The Ubuntu Experiment

Steve C. Lamb grey at dmiyu.org
Tue Aug 5 00:20:12 UTC 2008


On Fri, Aug 01, 2008 at 09:10:18PM -0300, Derek Broughton wrote:
> Not remotely true.  Windows is a target, because it's the easiest - both
> because of the software and because of the volume.  But if you can get
> people to install software without any regards to safeguards, linux is no
> less vulnerable than any other OS.  People continually point out that "you
> can only trash your own files" (which is of course only true if you can't
> get them to install it as root).  Big deal - if its a single-user system it
> doesn't matter _whose_ files I'm corrupting.

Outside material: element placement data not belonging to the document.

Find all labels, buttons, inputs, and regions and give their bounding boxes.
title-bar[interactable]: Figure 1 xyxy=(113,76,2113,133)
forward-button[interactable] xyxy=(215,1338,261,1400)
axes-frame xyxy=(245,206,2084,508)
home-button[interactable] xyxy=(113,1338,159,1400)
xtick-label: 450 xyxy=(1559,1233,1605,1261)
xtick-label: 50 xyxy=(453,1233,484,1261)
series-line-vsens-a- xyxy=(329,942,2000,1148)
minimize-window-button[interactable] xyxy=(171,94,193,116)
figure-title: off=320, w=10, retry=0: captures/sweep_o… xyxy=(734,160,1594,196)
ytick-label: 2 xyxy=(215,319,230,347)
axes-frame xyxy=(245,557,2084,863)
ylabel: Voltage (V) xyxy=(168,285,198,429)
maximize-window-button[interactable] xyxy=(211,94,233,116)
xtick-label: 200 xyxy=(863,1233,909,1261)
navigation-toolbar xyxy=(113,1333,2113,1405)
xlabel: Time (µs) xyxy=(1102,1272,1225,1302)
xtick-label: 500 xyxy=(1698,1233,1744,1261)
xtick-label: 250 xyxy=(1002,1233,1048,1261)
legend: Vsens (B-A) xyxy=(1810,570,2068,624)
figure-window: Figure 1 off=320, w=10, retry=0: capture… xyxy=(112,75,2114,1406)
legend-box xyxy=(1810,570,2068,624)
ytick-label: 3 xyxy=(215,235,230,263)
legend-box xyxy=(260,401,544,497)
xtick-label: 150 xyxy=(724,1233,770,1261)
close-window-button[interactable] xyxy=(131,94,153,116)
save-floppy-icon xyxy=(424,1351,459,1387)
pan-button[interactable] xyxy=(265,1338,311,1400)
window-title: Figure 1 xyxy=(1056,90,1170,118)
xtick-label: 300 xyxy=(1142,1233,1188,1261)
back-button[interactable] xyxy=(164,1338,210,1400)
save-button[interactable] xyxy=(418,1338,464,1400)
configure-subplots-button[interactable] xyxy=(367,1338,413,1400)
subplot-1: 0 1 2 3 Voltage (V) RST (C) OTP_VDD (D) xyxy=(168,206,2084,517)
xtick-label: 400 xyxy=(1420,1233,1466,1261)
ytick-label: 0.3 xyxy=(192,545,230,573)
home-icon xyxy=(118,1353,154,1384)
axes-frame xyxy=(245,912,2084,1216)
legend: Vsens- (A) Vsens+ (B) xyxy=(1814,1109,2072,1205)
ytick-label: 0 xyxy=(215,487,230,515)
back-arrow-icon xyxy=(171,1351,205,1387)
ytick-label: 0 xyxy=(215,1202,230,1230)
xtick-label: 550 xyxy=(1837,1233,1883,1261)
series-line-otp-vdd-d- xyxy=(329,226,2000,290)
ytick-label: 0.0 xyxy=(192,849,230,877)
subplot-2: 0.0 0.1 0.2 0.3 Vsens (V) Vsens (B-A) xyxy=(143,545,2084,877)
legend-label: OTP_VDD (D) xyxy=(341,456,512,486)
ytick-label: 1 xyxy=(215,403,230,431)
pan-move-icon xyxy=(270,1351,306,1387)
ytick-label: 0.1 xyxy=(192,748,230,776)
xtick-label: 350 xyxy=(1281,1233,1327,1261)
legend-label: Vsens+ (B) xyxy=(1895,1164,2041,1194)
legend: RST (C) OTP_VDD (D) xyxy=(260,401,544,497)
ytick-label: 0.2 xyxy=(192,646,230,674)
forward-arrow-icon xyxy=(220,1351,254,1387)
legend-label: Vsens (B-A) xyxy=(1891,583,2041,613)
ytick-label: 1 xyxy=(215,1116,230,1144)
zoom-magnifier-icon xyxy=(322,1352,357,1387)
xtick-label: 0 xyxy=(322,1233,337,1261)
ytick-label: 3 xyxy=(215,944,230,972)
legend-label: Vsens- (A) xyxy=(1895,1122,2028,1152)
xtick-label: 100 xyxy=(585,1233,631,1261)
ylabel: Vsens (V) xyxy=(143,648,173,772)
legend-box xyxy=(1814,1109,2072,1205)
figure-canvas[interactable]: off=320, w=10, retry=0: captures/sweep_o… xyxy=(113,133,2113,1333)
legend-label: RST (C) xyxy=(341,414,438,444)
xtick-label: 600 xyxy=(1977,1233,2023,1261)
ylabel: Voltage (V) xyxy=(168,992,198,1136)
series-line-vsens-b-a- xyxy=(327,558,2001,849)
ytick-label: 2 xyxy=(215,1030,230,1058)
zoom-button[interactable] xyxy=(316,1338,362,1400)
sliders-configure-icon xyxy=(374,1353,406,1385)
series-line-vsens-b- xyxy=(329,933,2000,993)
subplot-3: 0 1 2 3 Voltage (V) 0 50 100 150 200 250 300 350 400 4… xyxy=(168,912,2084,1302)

    Yes, it does.  You're naive to think otherwise.  What's the difference?  I
have a heavily infected WinXP system sitting on my desk that I've been tasked
to get running again.  Chances are I'm going to have to wipe the hard drive
clean and start from scratch.  If I am dumb and let something in my home dir
which trashes my files then, even on a single user system, *the system is
still functional and you're able to perform some recovery of data using
uninfected portions of the system*.  That difference is HUGE for anyone who
has gone through it.

> Well, no, that's _our_ anecdotal evidence - at least as many posts agreed
> with me as with you, and there's plenty of backup from the magazine
> reviewers.

    Would those be the same reviewers who probably never use it in a
production environment... given their position as magazine reviewer and not
something like sysadmin?  Also might those "reviewers" be shills?  Sorry, but
that particular FUD was put to bed years ago.

-- 
         Steve C. Lamb         | I'm your priest, I'm your shrink, I'm your
       PGP Key: 1FC01004       | main connection to the switchboard of souls.